Baut kasar Kelas C cocok untuk skenario sambungan tetap non-presisi tanpa persyaratan pemosisian yang ketat. Aplikasi yang umum termasuk struktur baja bangunan, pemasangan penyangga peralatan, perakitan rangka penyangga biasa, dan pengikatan teknik sederhana di luar ruangan. Toleransi yang longgar dan biaya rendah sangat mengurangi biaya pengadaan proyek sekaligus memenuhi persyaratan keselamatan pengikatan dasar.
Dalam pengadaan dan konstruksi proyek sebenarnya, ketidaksesuaian tingkat adalah bahaya tersembunyi yang paling umum, yang akan mempengaruhi kinerja peralatan dan penerimaan proyek:
Peralatan berpresisi tinggi tidak dapat menggunakan baut Kelas B/C : Jarak bebas rakitan yang berlebihan akan menyebabkan jitter peralatan, ketidakakuratan posisi, dan memperpendek masa pakai komponen presisi
Baut panjang berukuran besar melarang pemilihan Kelas A : Standar ISO dengan jelas menetapkan bahwa Kelas A tidak berlaku untuk spesifikasi di atas M24 atau baut yang terlalu panjang, yang tidak dapat lulus pemeriksaan standar
Rekayasa struktur tidak mengejar secara membabi buta Kelas A : Pemilihan kelas dengan presisi tinggi yang tidak perlu menyebabkan pemborosan biaya tanpa meningkatkan keselamatan struktural
Perakitan tingkat campuran dilarang : Penggunaan campuran nilai A/B/C pada peralatan yang sama akan menyebabkan tekanan yang tidak merata dan keakuratan perakitan yang tidak konsisten
Baut ISO4014 dengan tingkat kekuatan berbeda memiliki kebiasaan pencocokan tingkat tetap dalam pengadaan global:
Baut Konvensional Kelas 8,8/9,8 : Terutama Kelas B untuk industri umum, Kelas A untuk penyesuaian peralatan presisi
10.9/12.9 Baut Kekuatan Tinggi : Nilai presisi Kelas A/B Prioritas, Kelas C jarang digunakan untuk skenario kekuatan tinggi
Baut Baja Tahan Karat A2-70/A4-70 : Peralatan presisi menggunakan Kelas A, ketahanan korosi umum luar ruangan menggunakan Kelas B
Q1: Apa perbedaan antara ISO4014 Kelas A, B dan C? A: Grade A adalah presisi tinggi untuk perakitan presisi ukuran kecil; Grade B adalah presisi sedang untuk keperluan industri universal; Grade C adalah grade kasar untuk pemasangan struktur dengan presisi rendah.
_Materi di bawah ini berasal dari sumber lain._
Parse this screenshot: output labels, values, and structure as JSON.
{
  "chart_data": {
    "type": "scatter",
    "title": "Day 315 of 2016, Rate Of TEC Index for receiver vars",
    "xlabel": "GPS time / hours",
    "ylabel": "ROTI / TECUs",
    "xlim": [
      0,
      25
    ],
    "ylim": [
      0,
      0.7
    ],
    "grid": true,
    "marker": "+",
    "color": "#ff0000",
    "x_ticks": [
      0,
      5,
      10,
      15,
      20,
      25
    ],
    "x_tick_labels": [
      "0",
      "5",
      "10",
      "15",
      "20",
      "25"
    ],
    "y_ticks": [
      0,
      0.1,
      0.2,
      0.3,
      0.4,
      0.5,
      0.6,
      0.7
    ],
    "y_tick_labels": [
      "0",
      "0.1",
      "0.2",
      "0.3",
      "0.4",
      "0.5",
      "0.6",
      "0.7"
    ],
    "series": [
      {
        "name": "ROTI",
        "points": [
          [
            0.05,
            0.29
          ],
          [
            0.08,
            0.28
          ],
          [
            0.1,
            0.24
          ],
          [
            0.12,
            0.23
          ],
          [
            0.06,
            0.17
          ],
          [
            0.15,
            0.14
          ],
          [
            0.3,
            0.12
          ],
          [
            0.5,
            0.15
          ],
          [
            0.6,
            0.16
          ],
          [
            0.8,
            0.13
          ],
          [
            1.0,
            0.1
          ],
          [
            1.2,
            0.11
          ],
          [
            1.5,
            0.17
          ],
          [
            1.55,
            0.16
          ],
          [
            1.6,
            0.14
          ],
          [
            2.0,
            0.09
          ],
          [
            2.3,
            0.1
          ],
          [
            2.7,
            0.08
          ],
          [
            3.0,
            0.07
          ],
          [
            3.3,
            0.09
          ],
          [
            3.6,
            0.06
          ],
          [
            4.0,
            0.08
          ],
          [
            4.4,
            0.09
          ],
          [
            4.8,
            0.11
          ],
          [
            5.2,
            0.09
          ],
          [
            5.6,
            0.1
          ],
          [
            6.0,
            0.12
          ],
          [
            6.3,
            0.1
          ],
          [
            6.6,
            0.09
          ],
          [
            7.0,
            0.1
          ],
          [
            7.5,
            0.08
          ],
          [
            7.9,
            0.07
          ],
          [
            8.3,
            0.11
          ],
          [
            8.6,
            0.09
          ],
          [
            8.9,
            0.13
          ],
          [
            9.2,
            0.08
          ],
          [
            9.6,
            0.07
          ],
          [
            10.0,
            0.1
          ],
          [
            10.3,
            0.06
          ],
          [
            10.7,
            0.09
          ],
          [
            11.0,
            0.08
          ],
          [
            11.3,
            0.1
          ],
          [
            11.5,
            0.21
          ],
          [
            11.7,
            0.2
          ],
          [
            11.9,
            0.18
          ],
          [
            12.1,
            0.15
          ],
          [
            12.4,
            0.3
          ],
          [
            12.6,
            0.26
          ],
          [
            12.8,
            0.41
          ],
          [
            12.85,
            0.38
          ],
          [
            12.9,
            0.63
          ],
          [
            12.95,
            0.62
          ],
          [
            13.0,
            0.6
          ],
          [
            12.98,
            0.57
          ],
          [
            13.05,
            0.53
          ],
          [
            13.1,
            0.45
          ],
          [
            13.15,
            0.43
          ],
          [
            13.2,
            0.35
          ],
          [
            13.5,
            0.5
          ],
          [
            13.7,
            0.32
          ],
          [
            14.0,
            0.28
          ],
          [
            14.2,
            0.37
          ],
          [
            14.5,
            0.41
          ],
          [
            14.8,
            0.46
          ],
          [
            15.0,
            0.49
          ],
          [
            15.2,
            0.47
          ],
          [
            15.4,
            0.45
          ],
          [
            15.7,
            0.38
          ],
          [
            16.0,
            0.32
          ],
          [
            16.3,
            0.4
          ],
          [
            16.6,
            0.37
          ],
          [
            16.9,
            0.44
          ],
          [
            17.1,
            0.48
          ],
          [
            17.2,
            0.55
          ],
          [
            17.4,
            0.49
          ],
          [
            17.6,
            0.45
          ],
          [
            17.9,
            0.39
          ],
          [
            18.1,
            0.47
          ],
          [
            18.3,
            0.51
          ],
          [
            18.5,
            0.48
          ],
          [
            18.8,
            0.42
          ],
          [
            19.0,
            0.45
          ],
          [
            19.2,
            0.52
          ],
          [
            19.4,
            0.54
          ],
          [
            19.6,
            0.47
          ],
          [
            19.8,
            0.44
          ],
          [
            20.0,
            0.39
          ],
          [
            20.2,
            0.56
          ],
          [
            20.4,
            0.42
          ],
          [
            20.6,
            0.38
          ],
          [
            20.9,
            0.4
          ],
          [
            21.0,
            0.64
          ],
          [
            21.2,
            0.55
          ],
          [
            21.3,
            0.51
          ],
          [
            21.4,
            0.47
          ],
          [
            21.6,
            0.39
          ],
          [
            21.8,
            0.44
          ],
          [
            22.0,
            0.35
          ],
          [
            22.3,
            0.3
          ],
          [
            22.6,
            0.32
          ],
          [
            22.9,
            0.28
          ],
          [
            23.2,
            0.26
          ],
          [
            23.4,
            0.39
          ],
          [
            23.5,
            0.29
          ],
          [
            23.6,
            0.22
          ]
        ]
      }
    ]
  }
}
Ketiganya sangat berbeda dalam toleransi, penyelesaian permukaan, dan akurasi perakitan.
Q2: Bisakah Kelas B menggantikan baut Kelas A untuk peralatan presisi? A: Tidak. Kelas B memiliki toleransi dan izin perakitan yang lebih besar, yang tidak dapat memenuhi persyaratan pemosisian presisi tinggi pada peralatan otomatis dan otomotif, sehingga dengan mudah menyebabkan penyimpangan pengoperasian peralatan.
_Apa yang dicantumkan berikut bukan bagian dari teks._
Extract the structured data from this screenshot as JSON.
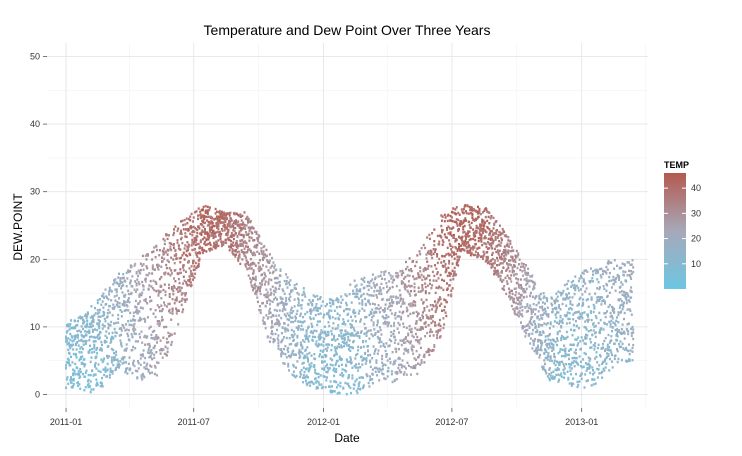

Q3: Apakah kekuatan baut Kelas A lebih baik daripada kelas B? J: Tidak. Nilai tersebut hanya mewakili presisi dan toleransi pemesinan, bukan kekuatan mekanis. Baut kelas A/B/C dengan tingkat kekuatan yang sama memiliki kinerja tarik dan luluh yang konsisten.
Q4: Kelas berapa yang menjadi standar untuk baut ISO4014 ukuran besar M30? A: Menurut standar ISO4014, baut di atas M24 secara seragam mengadopsi standar presisi Kelas B, Kelas A tidak berlaku.
Q5: Dapatkah Anda memberikan pencocokan kelas khusus untuk pesanan massal? J: Ya. Kami menyediakan layanan pencocokan Kelas A/B/C yang ditargetkan untuk baut ISO4014 guna memenuhi kebutuhan peralatan presisi, industri umum, dan proyek rekayasa struktural.